I kissed the dear man gently on the forehead. ‘And I love you too, Killane,’ I said, and he somehow seemed to hear me.

‘Ah, an’ aren’t y’ th’ darlin’ girl t’ say so?’ he murmured.

I sat at the bedside of my dear friend holding his hand, and I continued to hold it for quite some time after he’d died. Then, with tears of gentle regret streaming down my cheeks I folded his hands on his chest and pulled the sheet up over his peaceful face.

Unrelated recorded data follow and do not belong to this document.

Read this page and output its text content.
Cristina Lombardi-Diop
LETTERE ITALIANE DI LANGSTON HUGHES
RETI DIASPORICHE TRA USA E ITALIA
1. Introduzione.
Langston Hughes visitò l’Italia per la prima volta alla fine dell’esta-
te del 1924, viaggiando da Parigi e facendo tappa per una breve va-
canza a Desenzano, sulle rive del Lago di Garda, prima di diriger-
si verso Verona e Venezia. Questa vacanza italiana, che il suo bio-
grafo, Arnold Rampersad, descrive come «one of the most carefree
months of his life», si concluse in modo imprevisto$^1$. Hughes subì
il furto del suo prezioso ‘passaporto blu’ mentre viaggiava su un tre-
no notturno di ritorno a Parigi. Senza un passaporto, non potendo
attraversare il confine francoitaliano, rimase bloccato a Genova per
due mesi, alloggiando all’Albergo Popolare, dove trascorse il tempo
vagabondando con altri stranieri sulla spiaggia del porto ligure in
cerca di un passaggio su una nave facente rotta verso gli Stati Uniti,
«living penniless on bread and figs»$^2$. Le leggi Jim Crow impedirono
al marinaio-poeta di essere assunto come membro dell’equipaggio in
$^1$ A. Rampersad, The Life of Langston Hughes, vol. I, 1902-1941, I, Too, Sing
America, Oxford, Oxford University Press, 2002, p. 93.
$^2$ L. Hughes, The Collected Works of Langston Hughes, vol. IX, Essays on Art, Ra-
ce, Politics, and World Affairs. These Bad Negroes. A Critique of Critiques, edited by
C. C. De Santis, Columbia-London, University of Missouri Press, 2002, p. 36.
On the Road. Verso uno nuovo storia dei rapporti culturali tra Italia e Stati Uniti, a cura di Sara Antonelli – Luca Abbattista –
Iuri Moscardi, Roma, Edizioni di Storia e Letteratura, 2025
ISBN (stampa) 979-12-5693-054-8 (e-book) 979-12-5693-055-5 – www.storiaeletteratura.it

We buried him in a small grove of trees near the top of the meadow the next day, and the wind, seeming almost to share our sorrow, sighed in the evergreen trees on the hillside above us.

Chapter 20

Killane was gone, but he’d left me a rich legacy. We hadn’t really planned it that way, but his extended family, almost without my knowing it, had become my hereditary retainers as generation followed generation in my service. There was a comfortable continuity about that. They all knew me, since I’d personally delivered most of them when their mothers had gone into labor. Mine had been the first hands that had ever touched them, and that automatically brought us closer. They knew me, and they’d been raised and trained from childhood to enter my service.

The benefits of the arrangement worked both ways, since continuity’s very important to someone in my peculiar situation. As Killane himself might have put it, ‘If yer after plannin’ t’ live ferever, yer bound t’ git lonesome once in a while, don’t y’ know.’ My hereditary retainers, both in my house in Vo Wacune and in my country estate on Lake Erat, filled in that enormous gap that the mortality of loved ones always brings into our lives.